The seeds and flowers have been used as a method of contraception and an abortifacient for centuries, but scientific research has not confirmed any such effects and there is no evidence of safety. If used as a dyestuff, the flowers give a creamy, off-white colour.

===Association with other plants===
This species can be used as a companion plant to crops. Like most members of the umbellifer family, it attracts wasps to its small flowers in its native land, but where it has been introduced, it attracts very few wasps. In northeast Wisconsin, it did succeed in attracting butterflies and wasps when introduced with blueberries. In western Washington grazed grasslands dominated by Carex inops, it was the most frequently-visited flower by the ochre ringlet butterfly Coenonympha california. This species is also documented to boost tomato plant production when kept nearby, and it can provide a microclimate of cooler, moister air for lettuce, when intercropped with it. But Iowa, Michigan, and Washington have listed it as a noxious weed, and it is considered a serious pest in pastures. It persists in the soil seed bank for two to five years.

===Taste===
Several different factors can cause the root of a carrot to have abnormal metabolites (notably 6-methoxymellin) that can cause a bitter taste in the roots. For example, carrots have a more bitter taste when grown in the presence of apples. Also, ethylene can easily produce stress, causing a bitter taste.

==Culture==
Wild carrot was introduced into North America by European settlers and has become common; it is often known as "Queen Anne's lace" there. Anne, Queen of Great Britain is the queen after whom the plant is reputedly named, though as a plant name it is not known before 1895, 180 years after her death. It is so called because the inflorescence resembles lace, prominent in fine clothing of the day; the red flower in the centre is said to represent a droplet of blood where Queen Anne pricked herself with a needle when she was making the lace.

===History through artwork===
The history of Daucus carota and its cultivation in different parts of the world can be traced through historical texts and artwork.

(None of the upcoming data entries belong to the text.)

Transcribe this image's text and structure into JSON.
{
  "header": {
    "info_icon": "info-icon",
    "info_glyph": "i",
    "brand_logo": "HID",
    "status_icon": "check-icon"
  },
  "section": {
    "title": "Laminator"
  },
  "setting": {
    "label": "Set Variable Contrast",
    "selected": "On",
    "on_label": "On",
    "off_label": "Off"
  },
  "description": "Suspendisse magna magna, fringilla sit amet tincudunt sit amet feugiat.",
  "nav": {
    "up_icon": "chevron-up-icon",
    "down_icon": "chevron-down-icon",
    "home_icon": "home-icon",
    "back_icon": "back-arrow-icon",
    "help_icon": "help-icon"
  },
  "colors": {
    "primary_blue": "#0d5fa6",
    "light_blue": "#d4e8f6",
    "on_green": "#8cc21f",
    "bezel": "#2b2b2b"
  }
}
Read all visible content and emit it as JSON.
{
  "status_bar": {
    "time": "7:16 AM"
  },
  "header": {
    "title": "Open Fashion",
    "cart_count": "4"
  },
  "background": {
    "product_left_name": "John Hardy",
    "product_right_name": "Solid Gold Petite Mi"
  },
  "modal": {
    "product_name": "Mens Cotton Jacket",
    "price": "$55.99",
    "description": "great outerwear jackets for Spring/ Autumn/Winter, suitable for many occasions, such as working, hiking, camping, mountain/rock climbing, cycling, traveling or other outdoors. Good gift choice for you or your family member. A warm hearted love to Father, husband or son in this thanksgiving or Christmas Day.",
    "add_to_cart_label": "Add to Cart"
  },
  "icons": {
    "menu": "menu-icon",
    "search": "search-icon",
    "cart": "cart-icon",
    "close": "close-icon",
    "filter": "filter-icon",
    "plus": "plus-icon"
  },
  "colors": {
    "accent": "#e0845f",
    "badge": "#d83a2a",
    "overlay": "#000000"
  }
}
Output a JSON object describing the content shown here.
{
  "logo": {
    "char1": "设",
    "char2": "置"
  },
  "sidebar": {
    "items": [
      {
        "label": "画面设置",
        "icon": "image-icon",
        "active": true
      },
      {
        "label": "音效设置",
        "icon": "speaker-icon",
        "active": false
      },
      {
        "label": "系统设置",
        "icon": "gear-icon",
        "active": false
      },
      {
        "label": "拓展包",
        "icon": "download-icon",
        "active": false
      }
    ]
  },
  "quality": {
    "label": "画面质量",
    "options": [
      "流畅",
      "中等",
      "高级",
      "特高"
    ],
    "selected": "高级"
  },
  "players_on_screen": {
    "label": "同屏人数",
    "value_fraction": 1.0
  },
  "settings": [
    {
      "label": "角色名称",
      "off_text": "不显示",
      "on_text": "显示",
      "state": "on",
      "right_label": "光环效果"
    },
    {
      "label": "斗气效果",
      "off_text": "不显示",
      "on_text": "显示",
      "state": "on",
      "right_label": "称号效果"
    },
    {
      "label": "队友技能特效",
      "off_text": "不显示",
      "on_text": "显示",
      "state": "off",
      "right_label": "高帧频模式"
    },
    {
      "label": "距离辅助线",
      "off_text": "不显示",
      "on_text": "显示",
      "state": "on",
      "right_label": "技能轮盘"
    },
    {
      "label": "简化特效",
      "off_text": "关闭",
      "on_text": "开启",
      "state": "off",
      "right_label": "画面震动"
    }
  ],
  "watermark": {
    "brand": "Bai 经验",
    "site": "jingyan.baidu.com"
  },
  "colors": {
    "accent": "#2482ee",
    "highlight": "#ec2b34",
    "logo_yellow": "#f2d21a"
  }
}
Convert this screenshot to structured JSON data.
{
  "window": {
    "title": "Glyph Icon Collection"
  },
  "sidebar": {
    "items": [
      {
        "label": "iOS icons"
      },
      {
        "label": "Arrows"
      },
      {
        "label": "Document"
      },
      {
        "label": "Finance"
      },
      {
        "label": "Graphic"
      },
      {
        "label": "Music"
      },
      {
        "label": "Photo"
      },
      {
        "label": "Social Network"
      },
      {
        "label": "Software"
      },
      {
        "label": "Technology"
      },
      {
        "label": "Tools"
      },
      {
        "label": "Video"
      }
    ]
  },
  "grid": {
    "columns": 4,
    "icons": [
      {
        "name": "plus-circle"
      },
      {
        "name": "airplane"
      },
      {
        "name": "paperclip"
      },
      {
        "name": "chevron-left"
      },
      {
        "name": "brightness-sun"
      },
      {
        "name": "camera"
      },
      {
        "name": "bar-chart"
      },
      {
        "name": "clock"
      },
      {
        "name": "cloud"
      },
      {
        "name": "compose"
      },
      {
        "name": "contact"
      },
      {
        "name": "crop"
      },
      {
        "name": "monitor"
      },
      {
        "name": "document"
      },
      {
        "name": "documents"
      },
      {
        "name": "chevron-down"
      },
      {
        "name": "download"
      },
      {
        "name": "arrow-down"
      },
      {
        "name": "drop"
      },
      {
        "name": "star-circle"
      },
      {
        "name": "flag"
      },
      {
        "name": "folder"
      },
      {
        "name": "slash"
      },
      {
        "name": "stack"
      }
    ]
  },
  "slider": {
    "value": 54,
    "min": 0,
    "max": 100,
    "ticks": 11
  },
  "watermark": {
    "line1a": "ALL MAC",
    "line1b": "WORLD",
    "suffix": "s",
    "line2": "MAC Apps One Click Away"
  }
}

Paintings from the 16th and 17th centuries, for example, of maids in a market or farmers' most recent crops can provide information on carrots' history. Such paintings show that yellow or red roots were cultivated in Turkey, North Africa, and Spain. Orange roots were cultivated in 17th-century Netherlands.

===References in poetry===
"Queen Anne's Lace" is the title and subject of a poem by William Carlos Williams in his 1921 collection Sour Grapes.